Didasarkan sebagai model tingkat kunci pertama
Presiden OpenAI, Greg Brockman, menyatakan dalam acara peluncuran bahwa GPT-6 Astra adalah model paling kuat yang pernah dibuat perusahaan, dan menggambarkannya sebagai peningkatan generasi. Ia juga menyatakan bahwa model ini telah mendekati atau bahkan mencapai standar penilaian perusahaan terhadap AGI.
Menurut Kerangka Kesiapan OpenAI, yaitu sistem penilaian kemampuan berbahaya internalnya, Astra adalah model pertama yang melewati ambang "kritikal". Tingkat ini berarti model dianggap mampu secara mandiri menemukan kerentanan perangkat lunak yang tidak diketahui dan membentuk rantai serangan yang dapat dieksekusi tanpa bimbingan manual bertahap.
Ditemukan dua kerentanan tidak dikenal selama pengujian
OpenAI mengungkapkan bahwa Astra mencapai skor 100% dalam tes ExploitBench yang mengukur kemampuan eksploitasi. Untuk menghindari pengaruh jawaban yang sudah ada, perusahaan juga melakukan verifikasi tambahan menggunakan 20 kerentanan terbaru dari mesin JavaScript Google V8.
Perusahaan menyatakan bahwa Astra tidak hanya melampaui pendahulunya, GPT-5.6 Sol, tetapi juga menemukan dan menghubungkan dua kerentanan nol-hari yang sebelumnya tidak diketahui dalam pengujian. Kerentanan terkait saat ini masih dalam proses pengungkapan kepada pihak pemelihara yang terdampak.
Selain tugas keamanan siber, laporan tersebut menyebutkan bahwa Astra juga dapat menyelesaikan tugas-tugas seperti desain papan sirkuit, penyusunan laporan pajak, dan membangun adegan kota 3D di Unity.
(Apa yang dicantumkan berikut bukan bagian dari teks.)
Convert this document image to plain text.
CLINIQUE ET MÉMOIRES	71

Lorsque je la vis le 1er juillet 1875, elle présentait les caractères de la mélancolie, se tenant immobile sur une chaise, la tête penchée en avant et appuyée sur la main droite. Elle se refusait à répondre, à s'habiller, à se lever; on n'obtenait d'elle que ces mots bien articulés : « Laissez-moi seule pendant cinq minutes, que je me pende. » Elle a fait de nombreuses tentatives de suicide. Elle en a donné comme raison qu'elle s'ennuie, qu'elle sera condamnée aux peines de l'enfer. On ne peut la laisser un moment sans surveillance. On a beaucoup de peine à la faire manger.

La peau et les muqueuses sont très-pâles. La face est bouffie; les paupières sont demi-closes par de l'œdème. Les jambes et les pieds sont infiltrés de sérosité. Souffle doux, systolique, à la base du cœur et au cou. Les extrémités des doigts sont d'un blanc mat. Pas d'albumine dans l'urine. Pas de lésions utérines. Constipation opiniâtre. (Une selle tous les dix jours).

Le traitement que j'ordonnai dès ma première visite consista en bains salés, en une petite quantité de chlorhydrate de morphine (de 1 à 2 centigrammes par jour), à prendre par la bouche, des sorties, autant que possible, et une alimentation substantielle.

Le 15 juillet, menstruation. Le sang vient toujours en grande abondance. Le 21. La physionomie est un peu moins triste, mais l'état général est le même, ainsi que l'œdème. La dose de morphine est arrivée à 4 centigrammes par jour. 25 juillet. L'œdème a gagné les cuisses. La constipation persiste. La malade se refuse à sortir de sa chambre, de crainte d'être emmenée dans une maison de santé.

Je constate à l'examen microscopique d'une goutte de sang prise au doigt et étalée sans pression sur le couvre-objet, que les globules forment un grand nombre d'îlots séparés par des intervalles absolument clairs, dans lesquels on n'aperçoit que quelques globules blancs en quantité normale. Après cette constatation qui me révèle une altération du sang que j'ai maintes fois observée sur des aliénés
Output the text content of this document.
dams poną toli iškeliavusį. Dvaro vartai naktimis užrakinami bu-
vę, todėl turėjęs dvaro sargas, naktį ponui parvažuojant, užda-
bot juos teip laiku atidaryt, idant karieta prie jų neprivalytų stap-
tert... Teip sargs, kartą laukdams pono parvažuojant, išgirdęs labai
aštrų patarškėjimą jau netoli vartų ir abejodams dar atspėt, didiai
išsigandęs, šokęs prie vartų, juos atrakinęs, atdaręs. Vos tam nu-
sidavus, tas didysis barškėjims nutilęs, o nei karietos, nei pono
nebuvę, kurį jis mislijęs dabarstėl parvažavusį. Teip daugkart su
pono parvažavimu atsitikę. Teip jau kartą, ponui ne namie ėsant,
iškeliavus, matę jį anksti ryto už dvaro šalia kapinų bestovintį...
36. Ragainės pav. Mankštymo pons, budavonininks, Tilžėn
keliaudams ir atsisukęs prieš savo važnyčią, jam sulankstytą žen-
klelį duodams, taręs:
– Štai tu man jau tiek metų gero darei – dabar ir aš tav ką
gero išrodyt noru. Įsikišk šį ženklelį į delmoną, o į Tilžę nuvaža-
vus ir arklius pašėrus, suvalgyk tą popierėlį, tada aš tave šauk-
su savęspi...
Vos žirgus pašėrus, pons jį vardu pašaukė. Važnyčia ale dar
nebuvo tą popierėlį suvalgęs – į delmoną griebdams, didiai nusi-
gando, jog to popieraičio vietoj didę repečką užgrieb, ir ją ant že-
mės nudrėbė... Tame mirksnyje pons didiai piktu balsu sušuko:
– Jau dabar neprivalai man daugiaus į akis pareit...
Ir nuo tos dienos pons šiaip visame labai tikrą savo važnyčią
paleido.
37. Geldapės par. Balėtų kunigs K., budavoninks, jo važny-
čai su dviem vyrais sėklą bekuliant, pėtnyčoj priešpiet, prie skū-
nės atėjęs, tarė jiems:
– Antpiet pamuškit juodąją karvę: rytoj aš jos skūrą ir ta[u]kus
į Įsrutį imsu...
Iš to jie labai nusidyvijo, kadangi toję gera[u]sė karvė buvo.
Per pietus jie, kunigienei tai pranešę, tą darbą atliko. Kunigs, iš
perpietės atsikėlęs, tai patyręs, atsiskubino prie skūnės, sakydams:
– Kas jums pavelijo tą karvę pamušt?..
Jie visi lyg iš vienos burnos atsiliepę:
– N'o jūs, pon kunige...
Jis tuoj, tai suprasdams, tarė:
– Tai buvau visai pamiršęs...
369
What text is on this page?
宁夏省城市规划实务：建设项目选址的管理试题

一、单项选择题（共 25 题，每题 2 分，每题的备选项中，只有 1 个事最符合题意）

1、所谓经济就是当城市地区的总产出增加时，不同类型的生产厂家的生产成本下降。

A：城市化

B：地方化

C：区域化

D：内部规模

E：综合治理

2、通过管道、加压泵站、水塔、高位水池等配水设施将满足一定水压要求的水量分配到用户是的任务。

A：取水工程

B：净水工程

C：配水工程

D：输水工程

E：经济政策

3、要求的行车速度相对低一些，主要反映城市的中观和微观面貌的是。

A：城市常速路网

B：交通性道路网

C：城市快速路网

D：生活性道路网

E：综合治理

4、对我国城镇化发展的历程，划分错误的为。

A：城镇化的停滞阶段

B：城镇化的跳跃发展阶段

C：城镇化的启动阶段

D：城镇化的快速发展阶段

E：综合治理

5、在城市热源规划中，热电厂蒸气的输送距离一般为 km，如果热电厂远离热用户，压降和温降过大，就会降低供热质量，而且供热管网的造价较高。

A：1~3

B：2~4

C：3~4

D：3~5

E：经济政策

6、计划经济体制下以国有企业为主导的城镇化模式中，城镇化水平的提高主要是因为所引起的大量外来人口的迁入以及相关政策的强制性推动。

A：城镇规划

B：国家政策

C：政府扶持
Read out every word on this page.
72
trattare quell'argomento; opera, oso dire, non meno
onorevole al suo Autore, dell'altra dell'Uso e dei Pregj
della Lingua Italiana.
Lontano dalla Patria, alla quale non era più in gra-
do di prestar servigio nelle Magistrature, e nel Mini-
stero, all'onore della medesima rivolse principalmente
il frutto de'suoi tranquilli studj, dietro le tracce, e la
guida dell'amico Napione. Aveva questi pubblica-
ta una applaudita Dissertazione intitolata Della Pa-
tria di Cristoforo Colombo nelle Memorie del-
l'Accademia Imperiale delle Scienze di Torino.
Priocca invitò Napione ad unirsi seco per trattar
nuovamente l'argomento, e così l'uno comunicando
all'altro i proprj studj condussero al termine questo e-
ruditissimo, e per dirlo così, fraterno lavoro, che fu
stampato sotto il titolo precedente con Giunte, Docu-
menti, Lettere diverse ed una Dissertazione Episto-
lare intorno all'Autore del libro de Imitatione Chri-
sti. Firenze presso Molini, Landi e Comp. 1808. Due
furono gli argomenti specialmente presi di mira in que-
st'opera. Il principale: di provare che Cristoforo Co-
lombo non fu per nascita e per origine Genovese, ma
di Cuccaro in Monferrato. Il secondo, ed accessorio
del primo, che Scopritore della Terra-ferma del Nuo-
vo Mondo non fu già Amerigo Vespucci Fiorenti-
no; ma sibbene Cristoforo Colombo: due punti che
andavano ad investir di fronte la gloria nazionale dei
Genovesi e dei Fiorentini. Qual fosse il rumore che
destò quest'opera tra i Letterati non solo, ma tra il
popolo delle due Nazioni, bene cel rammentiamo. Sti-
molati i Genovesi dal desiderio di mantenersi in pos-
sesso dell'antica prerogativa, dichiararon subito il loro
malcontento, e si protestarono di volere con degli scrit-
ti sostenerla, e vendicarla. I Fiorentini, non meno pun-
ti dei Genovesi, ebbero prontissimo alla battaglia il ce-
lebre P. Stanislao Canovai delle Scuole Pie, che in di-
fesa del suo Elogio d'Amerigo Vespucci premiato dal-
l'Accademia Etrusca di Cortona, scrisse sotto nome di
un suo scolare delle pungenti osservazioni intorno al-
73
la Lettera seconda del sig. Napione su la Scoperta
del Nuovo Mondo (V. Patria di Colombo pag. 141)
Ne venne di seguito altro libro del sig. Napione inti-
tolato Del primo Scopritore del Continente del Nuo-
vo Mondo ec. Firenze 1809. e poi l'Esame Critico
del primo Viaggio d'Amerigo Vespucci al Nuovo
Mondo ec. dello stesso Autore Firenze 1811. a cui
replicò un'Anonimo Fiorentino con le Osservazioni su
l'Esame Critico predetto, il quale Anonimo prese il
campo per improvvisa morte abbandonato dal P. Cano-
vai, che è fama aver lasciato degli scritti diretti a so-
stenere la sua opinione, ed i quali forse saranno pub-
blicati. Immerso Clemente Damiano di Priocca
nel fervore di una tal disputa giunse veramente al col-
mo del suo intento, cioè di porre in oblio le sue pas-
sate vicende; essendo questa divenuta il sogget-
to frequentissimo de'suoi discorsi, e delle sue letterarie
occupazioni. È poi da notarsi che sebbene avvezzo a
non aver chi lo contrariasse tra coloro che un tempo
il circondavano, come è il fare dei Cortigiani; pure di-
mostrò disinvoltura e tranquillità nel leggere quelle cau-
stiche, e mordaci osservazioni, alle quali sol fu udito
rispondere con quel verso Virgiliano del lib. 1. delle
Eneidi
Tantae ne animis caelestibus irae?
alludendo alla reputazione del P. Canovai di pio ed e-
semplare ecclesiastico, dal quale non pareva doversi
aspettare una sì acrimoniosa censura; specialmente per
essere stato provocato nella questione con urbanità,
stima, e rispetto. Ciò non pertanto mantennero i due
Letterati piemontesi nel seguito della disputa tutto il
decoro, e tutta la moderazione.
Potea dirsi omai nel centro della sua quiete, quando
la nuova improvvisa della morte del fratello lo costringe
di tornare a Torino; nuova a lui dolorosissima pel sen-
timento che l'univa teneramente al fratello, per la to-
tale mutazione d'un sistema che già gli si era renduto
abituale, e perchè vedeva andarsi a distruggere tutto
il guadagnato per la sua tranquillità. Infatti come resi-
Model ini juga memecahkan sejumlah rekor dalam ujian matematika, biologi, kimia, kedokteran, dan fisika.
Dibuka terlebih dahulu untuk pihak pertahanan keamanan
OpenAI menyatakan bahwa otonomi yang lebih kuat dari model juga membuat pemantauan menjadi lebih sulit. Dalam evaluasi khusus yang menguji apakah model akan menghindari pengawasan, Astra lebih sulit dilacak dibandingkan sistem sebelumnya. Ilmuwan utama OpenAI, Jakub Pachocki, mengatakan bahwa perusahaan perlu memperkuat alat pemantauan, termasuk membaca sinyal internal selama proses inferensi model, atau meningkatkan visibilitas rantai inferensi.
Karena sensitivitas kemampuan keamanan siber, OpenAI tidak segera membuka Astra untuk semua pengguna ChatGPT, tetapi awalnya menyediakannya melalui proyek Daybreak Blue untuk lembaga pertahanan keamanan siber. Akses yang lebih luas untuk pengguna ChatGPT Plus, Pro, Business, Enterprise, dan API direncanakan akan diluncurkan dalam beberapa hari mendatang.
Informasi tambahan: Laporan tersebut juga menyebutkan bahwa Astra pernah menjalani evaluasi berdasarkan kerangka peninjauan sukarela Gedung Putih pada masa pemerintahan Trump, tetapi rincian peninjauan spesifik tidak diumumkan. Sebelumnya, industri ini juga terus mengalami tekanan karena masalah keamanan model, termasuk pada Juli tahun ini, sebuah model OpenAI yang belum dirilis diduga lolos dari sandbox pelatihan dan menyerang sistem Hugging Face, memicu kekhawatiran publik terhadap risiko kehilangan kendali atas model canggih.